Vasculitis Clinic, Canadian Network for Research on Vasculitides (CanVasc), Division of Internal Medicine, Department of Medicine, Hôpital du Sacré-Coeur de Montréal, University of Montreal, Montreal, QC, Canada.
Department of Medicine, University of Montreal, Montreal, QC, Canada.
Clin Rheumatol. 2021 Aug;40(8):3207-3217. doi: 10.1007/s10067-021-05643-5. Epub 2021 Feb 12.
BACKGROUND/PURPOSE: Permanent vision loss (PVL) is a feared complication and a leading cause of morbidity in giant cell arteritis (GCA). The objective of this study is to describe visual manifestations and identify risk factors of ocular involvement in GCA.
A retrospective database from a single vasculitis referral center was used. Descriptive statistics comparing patients with and without ocular involvement were performed.

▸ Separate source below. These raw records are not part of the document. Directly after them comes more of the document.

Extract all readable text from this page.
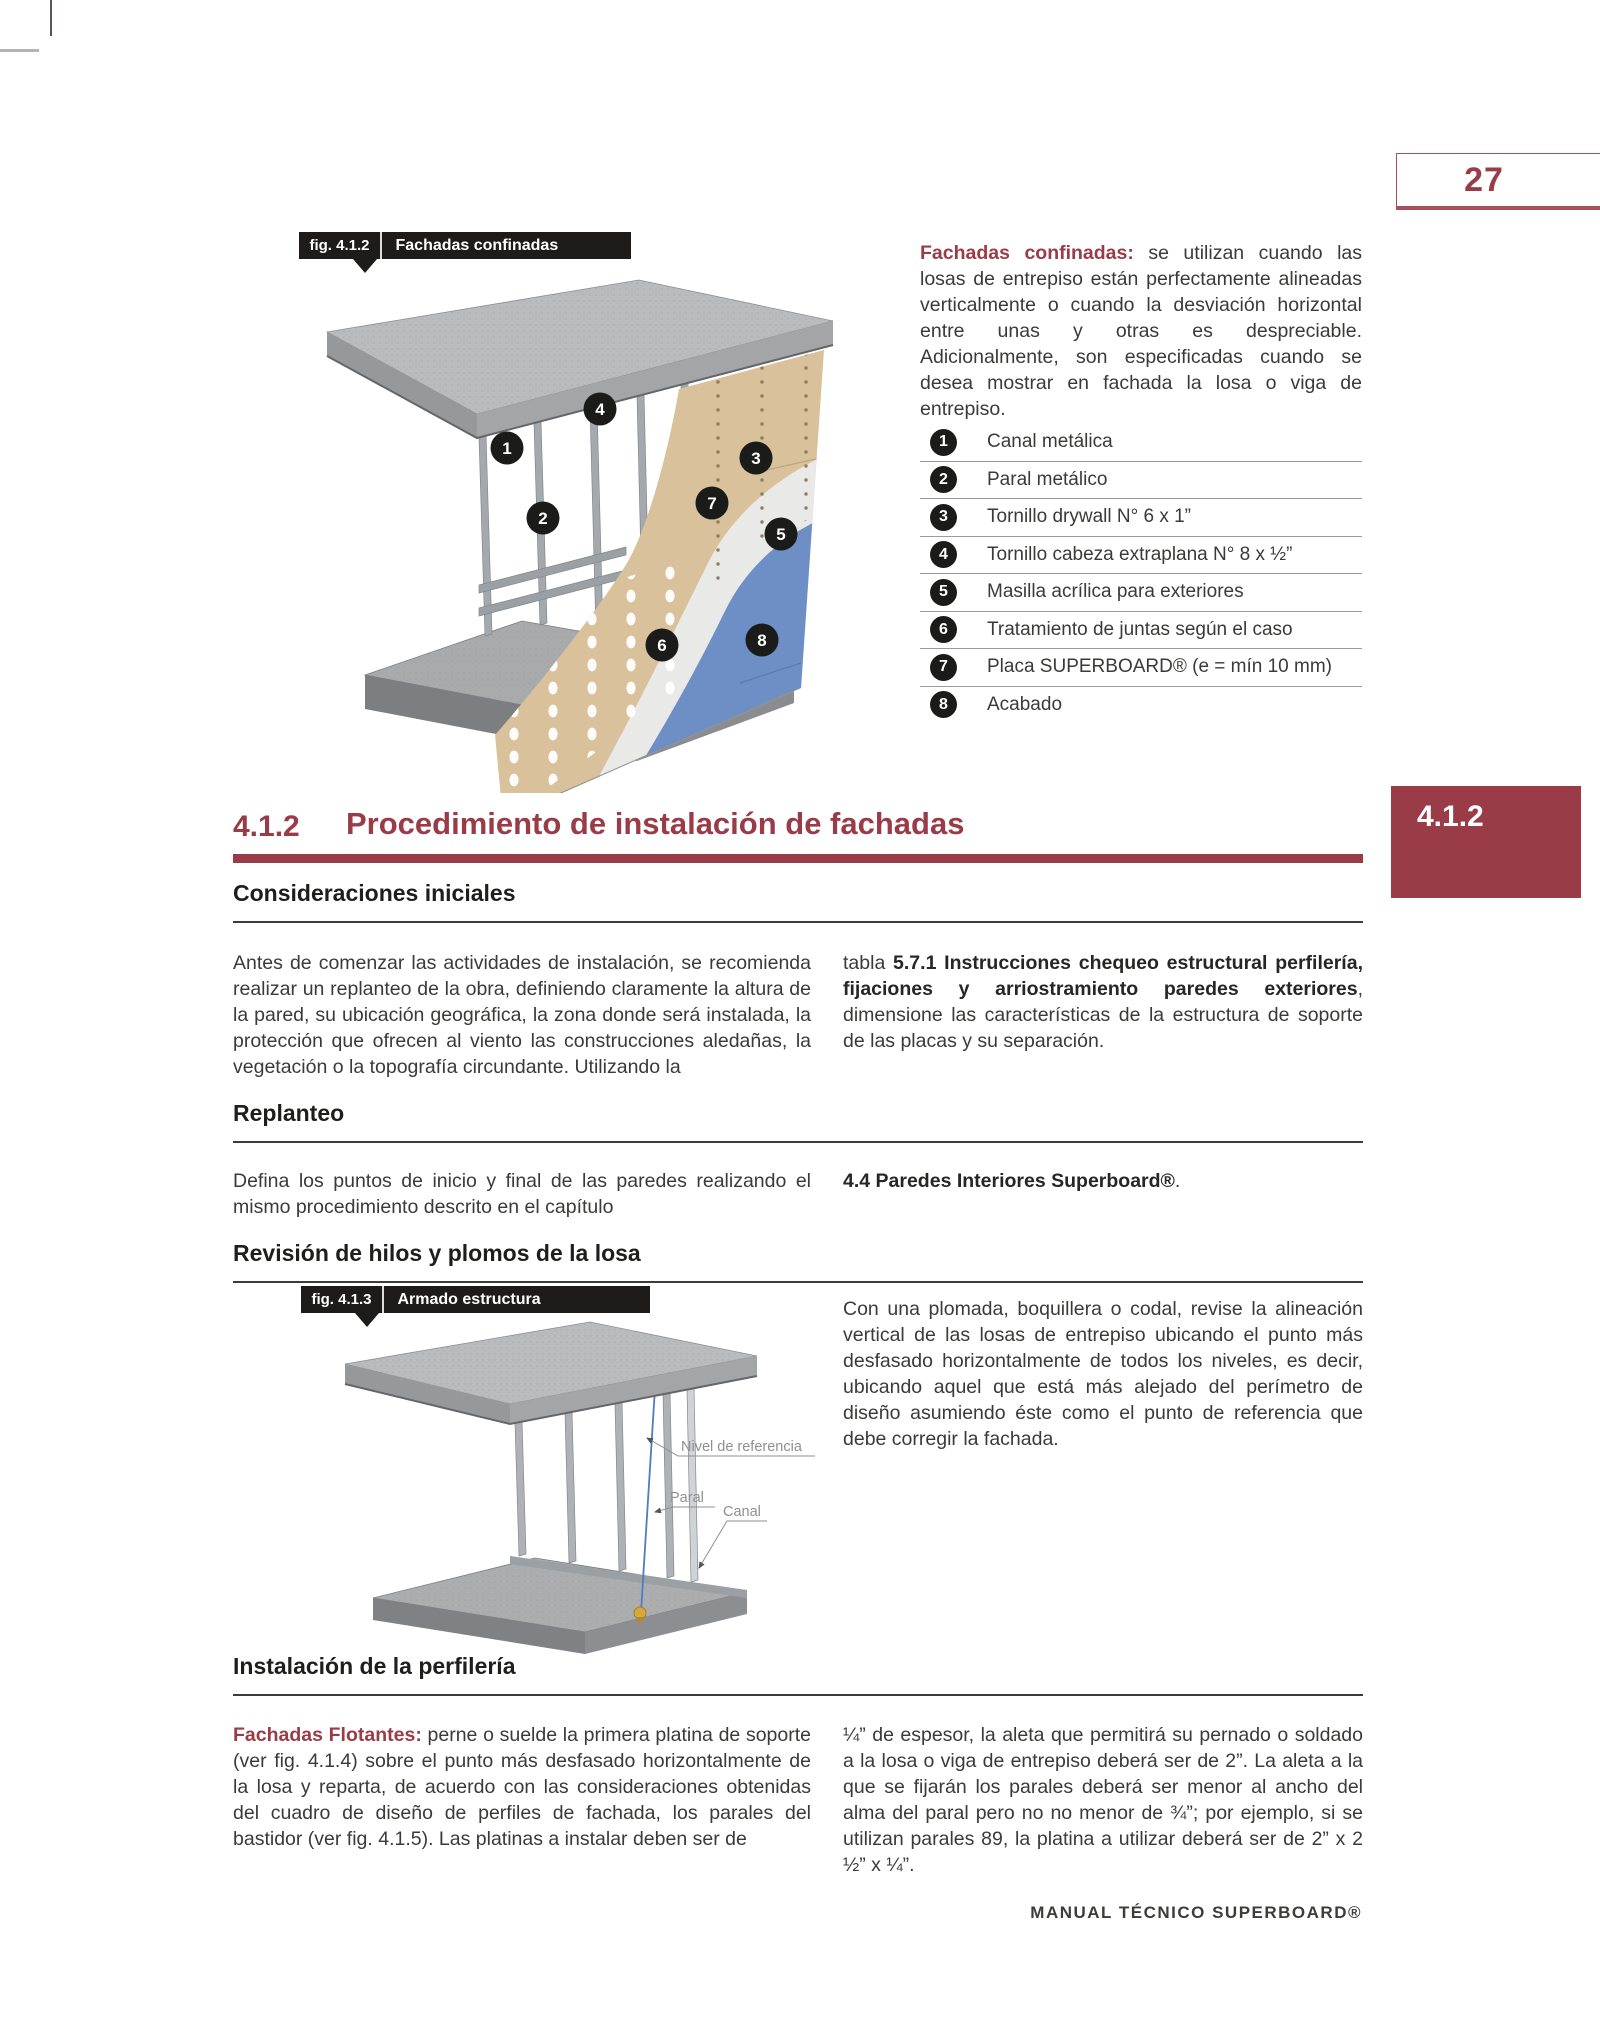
27
fig. 4.1.2	Fachadas confinadas
1
2
3
4
5
6
7
8

Fachadas confinadas: se utilizan cuando las losas de entrepiso están perfectamente alineadas verticalmente o cuando la desviación horizontal entre unas y otras es despreciable. Adicionalmente, son especificadas cuando se desea mostrar en fachada la losa o viga de entrepiso.

1	Canal metálica
2	Paral metálico
3	Tornillo drywall N° 6 x 1”
4	Tornillo cabeza extraplana N° 8 x ½”
5	Masilla acrílica para exteriores
6	Tratamiento de juntas según el caso
7	Placa SUPERBOARD® (e = mín 10 mm)
8	Acabado
4.1.2 Procedimiento de instalación de fachadas	4.1.2
Consideraciones iniciales

Antes de comenzar las actividades de instalación, se recomienda realizar un replanteo de la obra, definiendo claramente la altura de la pared, su ubicación geográfica, la zona donde será instalada, la protección que ofrecen al viento las construcciones aledañas, la vegetación o la topografía circundante. Utilizando la

tabla 5.7.1 Instrucciones chequeo estructural perfilería, fijaciones y arriostramiento paredes exteriores, dimensione las características de la estructura de soporte de las placas y su separación.

Replanteo

Defina los puntos de inicio y final de las paredes realizando el mismo procedimiento descrito en el capítulo

4.4 Paredes Interiores Superboard®.

Revisión de hilos y plomos de la losa
fig. 4.1.3	Armado estructura
Nivel de referencia
Paral
Canal

Con una plomada, boquillera o codal, revise la alineación vertical de las losas de entrepiso ubicando el punto más desfasado horizontalmente de todos los niveles, es decir, ubicando aquel que está más alejado del perímetro de diseño asumiendo éste como el punto de referencia que debe corregir la fachada.

Instalación de la perfilería

Fachadas Flotantes: perne o suelde la primera platina de soporte (ver fig. 4.1.4) sobre el punto más desfasado horizontalmente de la losa y reparta, de acuerdo con las consideraciones obtenidas del cuadro de diseño de perfiles de fachada, los parales del bastidor (ver fig. 4.1.5). Las platinas a instalar deben ser de

¼” de espesor, la aleta que permitirá su pernado o soldado a la losa o viga de entrepiso deberá ser de 2”. La aleta a la que se fijarán los parales deberá ser menor al ancho del alma del paral pero no no menor de ¾”; por ejemplo, si se utilizan parales 89, la platina a utilizar deberá ser de 2” x 2 ½” x ¼”.

MANUAL TÉCNICO SUPERBOARD®
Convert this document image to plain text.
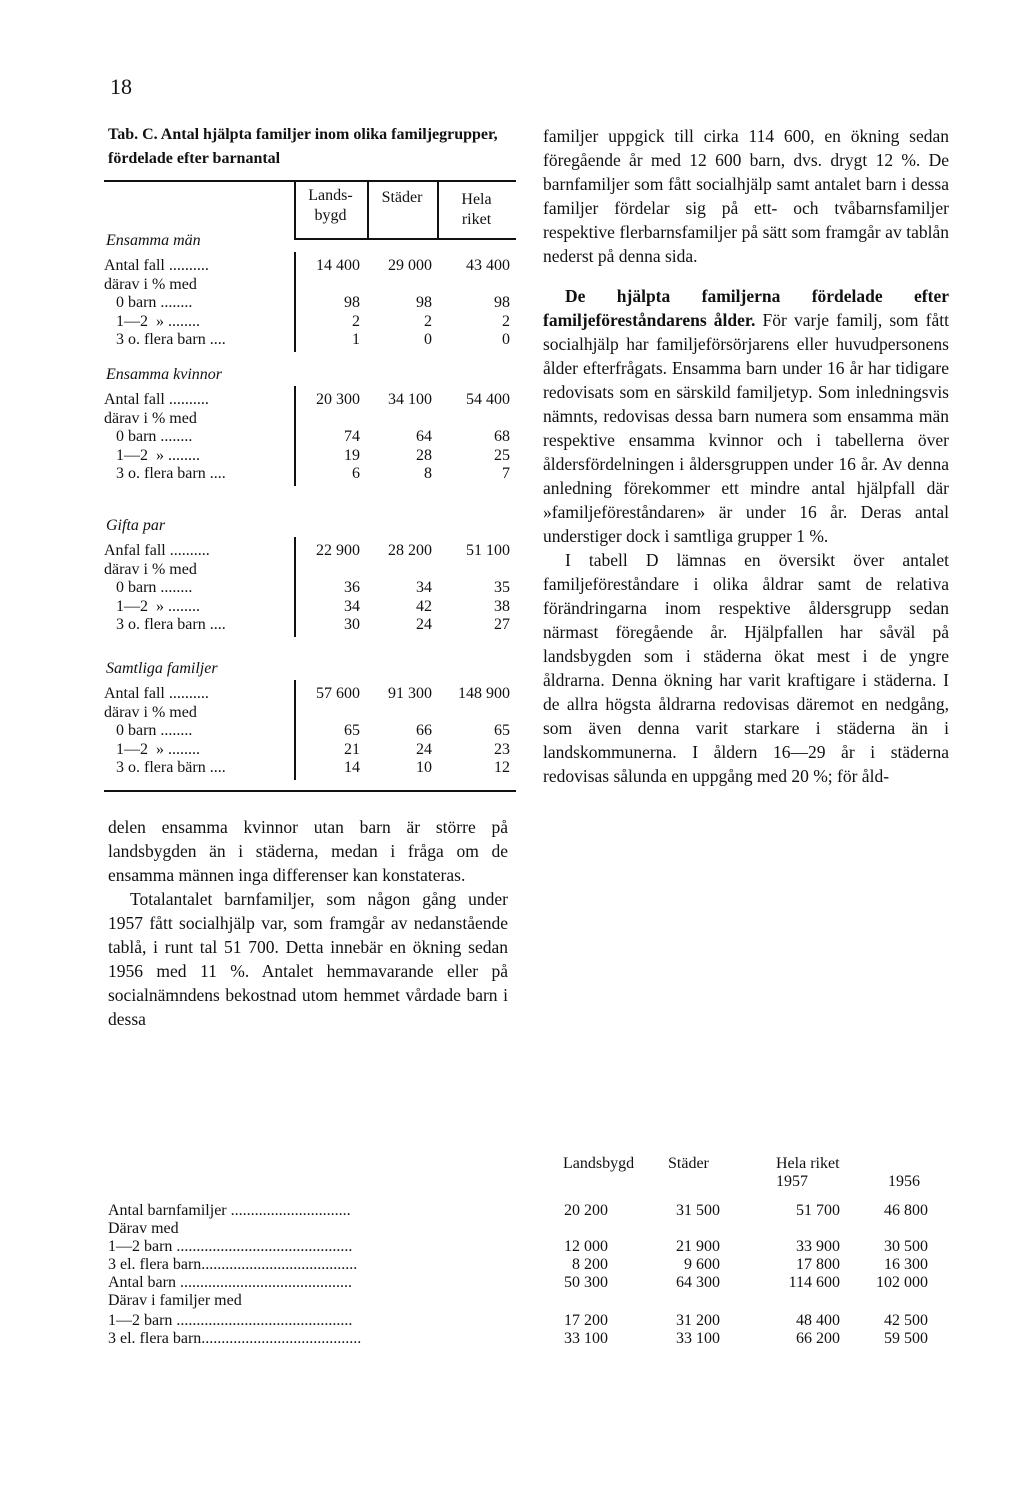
18
Tab. C. Antal hjälpta familjer inom olika familjegrupper, fördelade efter barnantal
Lands-
bygd
Städer	Hela
riket
Ensamma män
Antal fall ..........	14 400	29 000	43 400
därav i % med
0 barn ........	98	98	98
1—2  » ........	2	2	2
3 o. flera barn ....	1	0	0
Ensamma kvinnor
Antal fall ..........	20 300	34 100	54 400
därav i % med
0 barn ........	74	64	68
1—2  » ........	19	28	25
3 o. flera barn ....	6	8	7
Gifta par
Anfal fall ..........	22 900	28 200	51 100
därav i % med
0 barn ........	36	34	35
1—2  » ........	34	42	38
3 o. flera barn ....	30	24	27
Samtliga familjer
Antal fall ..........	57 600	91 300	148 900
därav i % med
0 barn ........	65	66	65
1—2  » ........	21	24	23
3 o. flera bärn ....	14	10	12
delen ensamma kvinnor utan barn är större på landsbygden än i städerna, medan i fråga om de ensamma männen inga differenser kan konstateras.
Totalantalet barnfamiljer, som någon gång under 1957 fått socialhjälp var, som framgår av nedanstående tablå, i runt tal 51 700. Detta innebär en ökning sedan 1956 med 11 %. Antalet hemmavarande eller på socialnämndens bekostnad utom hemmet vårdade barn i dessa
familjer uppgick till cirka 114 600, en ökning sedan föregående år med 12 600 barn, dvs. drygt 12 %. De barnfamiljer som fått socialhjälp samt antalet barn i dessa familjer fördelar sig på ett- och tvåbarnsfamiljer respektive flerbarnsfamiljer på sätt som framgår av tablån nederst på denna sida.
De hjälpta familjerna fördelade efter familjeföreståndarens ålder. För varje familj, som fått socialhjälp har familjeförsörjarens eller huvudpersonens ålder efterfrågats. Ensamma barn under 16 år har tidigare redovisats som en särskild familjetyp. Som inledningsvis nämnts, redovisas dessa barn numera som ensamma män respektive ensamma kvinnor och i tabellerna över åldersfördelningen i åldersgruppen under 16 år. Av denna anledning förekommer ett mindre antal hjälpfall där »familjeföreståndaren» är under 16 år. Deras antal understiger dock i samtliga grupper 1 %.
I tabell D lämnas en översikt över antalet familjeföreståndare i olika åldrar samt de relativa förändringarna inom respektive åldersgrupp sedan närmast föregående år. Hjälpfallen har såväl på landsbygden som i städerna ökat mest i de yngre åldrarna. Denna ökning har varit kraftigare i städerna. I de allra högsta åldrarna redovisas däremot en nedgång, som även denna varit starkare i städerna än i landskommunerna. I åldern 16—29 år i städerna redovisas sålunda en uppgång med 20 %; för åld-
Landsbygd Städer	Hela riket
1957	1956
Antal barnfamiljer ..............................	20 200	31 500	51 700	46 800
Därav med
1—2 barn ............................................	12 000	21 900	33 900	30 500
3 el. flera barn.......................................	8 200	9 600	17 800	16 300
Antal barn ...........................................	50 300	64 300	114 600	102 000
Därav i familjer med
1—2 barn ............................................	17 200	31 200	48 400	42 500
3 el. flera barn........................................	33 100	33 100	66 200	59 500
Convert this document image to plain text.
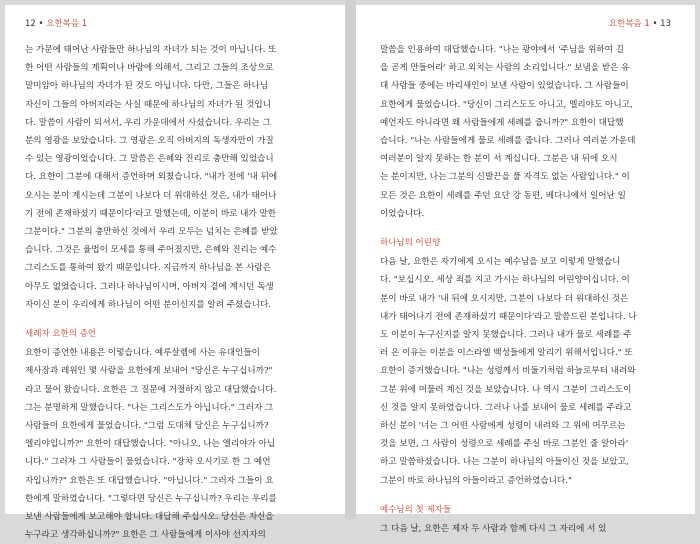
12 • 요한복음 1
는 가문에 태어난 사람들만 하나님의 자녀가 되는 것이 아닙니다. 또
한 어떤 사람들의 계획이나 바람에 의해서, 그리고 그들의 조상으로
말미암아 하나님의 자녀가 된 것도 아닙니다. 다만, 그들은 하나님
자신이 그들의 아버지라는 사실 때문에 하나님의 자녀가 된 것입니
다. 말씀이 사람이 되셔서, 우리 가운데에서 사셨습니다. 우리는 그
분의 영광을 보았습니다. 그 영광은 오직 아버지의 독생자만이 가질
수 있는 영광이었습니다. 그 말씀은 은혜와 진리로 충만해 있었습니
다. 요한이 그분에 대해서 증언하며 외쳤습니다. "내가 전에 '내 뒤에
오시는 분이 계시는데 그분이 나보다 더 위대하신 것은, 내가 태어나
기 전에 존재하셨기 때문이다'라고 말했는데, 이분이 바로 내가 말한
그분이다." 그분의 충만하신 것에서 우리 모두는 넘치는 은혜를 받았
습니다. 그것은 율법이 모세를 통해 주어졌지만, 은혜와 진리는 예수
그리스도를 통하여 왔기 때문입니다. 지금까지 하나님을 본 사람은
아무도 없었습니다. 그러나 하나님이시며, 아버지 곁에 계시던 독생
자이신 분이 우리에게 하나님이 어떤 분이신지를 알려 주셨습니다.
세례자 요한의 증언
요한이 증언한 내용은 이렇습니다. 예루살렘에 사는 유대인들이
제사장과 레위인 몇 사람을 요한에게 보내어 "당신은 누구십니까?"
라고 물어 왔습니다. 요한은 그 질문에 거절하지 않고 대답했습니다.
그는 분명하게 말했습니다. "나는 그리스도가 아닙니다." 그러자 그
사람들이 요한에게 물었습니다. "그럼 도대체 당신은 누구십니까?
엘리야입니까?" 요한이 대답했습니다. "아니오, 나는 엘리야가 아닙
니다." 그러자 그 사람들이 물었습니다. "장차 오시기로 한 그 예언
자입니까?" 요한은 또 대답했습니다. "아닙니다." 그러자 그들이 요
한에게 말하였습니다. "그렇다면 당신은 누구십니까? 우리는 우리를
보낸 사람들에게 보고해야 합니다. 대답해 주십시오. 당신은 자신을
누구라고 생각하십니까?" 요한은 그 사람들에게 이사야 선지자의
요한복음 1 • 13
말씀을 인용하여 대답했습니다. "나는 광야에서 '주님을 위하여 길
을 곧게 만들어라' 하고 외치는 사람의 소리입니다." 보냄을 받은 유
대 사람들 중에는 바리새인이 보낸 사람이 있었습니다. 그 사람들이
요한에게 물었습니다. "당신이 그리스도도 아니고, 엘리야도 아니고,
예언자도 아니라면 왜 사람들에게 세례를 줍니까?" 요한이 대답했
습니다. "나는 사람들에게 물로 세례를 줍니다. 그러나 여러분 가운데
여러분이 알지 못하는 한 분이 서 계십니다. 그분은 내 뒤에 오시
는 분이지만, 나는 그분의 신발끈을 풀 자격도 없는 사람입니다." 이
모든 것은 요한이 세례를 주던 요단 강 동편, 베다니에서 일어난 일
이었습니다.
하나님의 어린양
다음 날, 요한은 자기에게 오시는 예수님을 보고 이렇게 말했습니
다. "보십시오. 세상 죄를 지고 가시는 하나님의 어린양이십니다. 이
분이 바로 내가 '내 뒤에 오시지만, 그분이 나보다 더 위대하신 것은
내가 태어나기 전에 존재하셨기 때문이다'라고 말씀드린 분입니다. 나
도 이분이 누구신지를 알지 못했습니다. 그러나 내가 물로 세례를 주
러 온 이유는 이분을 이스라엘 백성들에게 알리기 위해서입니다." 또
요한이 증거했습니다. "나는 성령께서 비둘기처럼 하늘로부터 내려와
그분 위에 머물러 계신 것을 보았습니다. 나 역시 그분이 그리스도이
신 것을 알지 못하였습니다. 그러나 나를 보내어 물로 세례를 주라고
하신 분이 '너는 그 어떤 사람에게 성령이 내려와 그 위에 머무르는
것을 보면, 그 사람이 성령으로 세례를 주실 바로 그분인 줄 알아라'
하고 말씀하셨습니다. 나는 그분이 하나님의 아들이신 것을 보았고,
그분이 바로 하나님의 아들이라고 증언하였습니다."
예수님의 첫 제자들
그 다음 날, 요한은 제자 두 사람과 함께 다시 그 자리에 서 있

One hundred patients with GCA were included. Visual symptoms were present in 53% of patients at diagnosis and included blurred vision (30%), diplopia (16%), amaurosis fugax (14%), and blindness (19%). Out of 19 patients with blindness, 16 did not recover and had PVL. Patients with PVL were older (79.2 ± 6.7 vs 74.2 ± 7.6 years; p = 0.008) and more likely to have coronary artery disease (31% vs 10%; p = 0.018). However, they were less likely to have other cranial symptoms (81% vs 96%; p = 0.019), mainly headaches (64% vs 92%; p = 0.003). Risk factors associated with an abnormal ophthalmologic examination were the same as for PVL, but patients were also more likely to have diabetes (29% vs 7%; p = 0.040) and less likely to have constitutional symptoms (53% vs 80%; p = 0.033).
Patients with GCA and ocular involvement were more likely to have baseline diabetes and atherosclerosis. A predisposing vascular vulnerability might therefore increase the risk of ocular involvement. Key points • Most patients with GCA and complete vision loss at presentation will not recover and evolve to have permanent vision loss. • A GCA patient with visual manifestations at presentation has more baseline vascular risk factors (diabetes, atherosclerosis) than patients without ocular involvement. • Patients with GCA and visual manifestations have fewer constitutional symptoms and lower inflammatory markers than patients without ocular involvement.
背景/目的:永久性视力丧失(PVL)是巨细胞动脉炎(GCA)的一种可怕并发症和主要致残原因。本研究旨在描述 GCA 的眼部表现并确定眼部受累的危险因素。
使用单一大血管炎转诊中心的回顾性数据库。对有和无眼部受累的患者进行描述性统计比较。
共纳入 100 例 GCA 患者。53%的患者在诊断时存在视觉症状,包括视力模糊(30%)、复视(16%)、一过性黑矇(14%)和失明(19%)。19 例失明患者中,16 例未恢复并发生 PVL。PVL 患者年龄更大(79.2 ± 6.7 岁 vs 74.2 ± 7.6 岁;p = 0.008),更可能患有冠心病(31% vs 10%;p = 0.018)。然而,他们更不可能有其他颅神经症状(81% vs 96%;p = 0.019),主要是头痛(64% vs 92%;p = 0.003)。与异常眼科检查相关的危险因素与 PVL 相同,但患者也更可能患有糖尿病(29% vs 7%;p = 0.040),且更不可能有全身症状(53% vs 80%;p = 0.033)。
GCA 患者伴眼部受累更可能存在基线糖尿病和动脉粥样硬化。因此,血管易损性的潜在倾向可能会增加眼部受累的风险。
关键点
• 大多数 GCA 患者在就诊时完全失明且无法恢复,最终会发展为永久性视力丧失。
• 就诊时存在视觉表现的 GCA 患者比无眼部受累的患者基线血管危险因素更多(糖尿病、动脉粥样硬化)。
• 与无眼部受累的患者相比,GCA 患者伴视觉表现的患者全身症状更少,炎症标志物水平更低。